Ignoring low-budget logic, we whipped up a script with forty speaking parts. With little acting experience ourselves and having never auditioned an actor in our lives, rounding out our cast was something we probably shouldn't have taken for granted. As it turned out, none of that really mattered. Over the course of a few weeks in the Spring before we shot Zopp, we held a hunt for our cast. We solicited actors through some online forums as well as through a couple of newspaper and television news stories about our production. Response got pretty overwhelming at first. Actors from all over Wisconsin and Minnesota started firing us headshots and resumes, touting their interest in acting the shit out of our movie. We quickly learned two very important things about the process:
Acting resumes are boring and inconsequential. (This, by the way, was an opinion only shared by Nick: "Just because he played Guildenstern in Carthage College's production of Silly Hamlet, it doesn't mean he can act in a movie.")*
Nobody ever looks as hot as their headshot.**
Actually, these two things weren't that important. Resumes were fun for tidbits that you couldn't see on the headshots, like Corey Walton can do a British accent (although we didn't find out until later his North London was far better than his Glasgow). Headshots were important to evaluate vital potential character traits, like, could Matthew Glover's baby face sport facial hair? But unlike in the real world, looks and experience got you only so far with Wut Wut Alma's hardcore judgment of talent.
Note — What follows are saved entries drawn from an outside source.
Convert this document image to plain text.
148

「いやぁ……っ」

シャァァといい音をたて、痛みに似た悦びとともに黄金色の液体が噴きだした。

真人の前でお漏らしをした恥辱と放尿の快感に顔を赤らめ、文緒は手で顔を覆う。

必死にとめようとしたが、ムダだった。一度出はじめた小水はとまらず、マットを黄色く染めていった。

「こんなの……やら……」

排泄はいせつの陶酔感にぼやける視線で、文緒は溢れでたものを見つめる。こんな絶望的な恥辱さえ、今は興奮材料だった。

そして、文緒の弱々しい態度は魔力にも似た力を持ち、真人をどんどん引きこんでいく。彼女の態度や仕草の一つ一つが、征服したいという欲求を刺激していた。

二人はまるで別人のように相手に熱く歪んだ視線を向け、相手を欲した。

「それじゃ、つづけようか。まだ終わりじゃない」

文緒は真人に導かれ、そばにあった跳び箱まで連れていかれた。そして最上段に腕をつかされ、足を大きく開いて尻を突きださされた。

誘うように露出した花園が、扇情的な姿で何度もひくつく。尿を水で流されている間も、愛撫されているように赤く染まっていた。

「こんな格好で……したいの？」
Our hunt became more of a personality search. We tried to find people we liked. Talented sure. And capable of playing the parts we had. But we wanted nice people. Sincere people. People that would stroke our egos at all available moments. Just kidding about that part. Though I doubt it hurt. But seriously, Mike Cook wrote us a letter pretty much begging to be in our movie, but he did so in such a sincere way that we were pretty certain he wasn't going to kill or maim us. See, that's the kind of thing that would win us over. And it was a mixture of looks and experience and talen...and then more than anything coolness that made us think, "Hey, I want to spend a few days this summer with THIS person making our movie." Suddenly, with that philosophy, the roster got filled with hardly an effort or debate. And they delivered! The cast is undoubtedly one of Zopp's main stengths. Oh, and did I also mention the part about them being funny? 
*Nick is an a-hole. If you think it is pompous when people say theatre acting is a higher art form than movie acting, you should hear his counter-argument.
**One notable exception was Tim Foley. TIM FOLEY!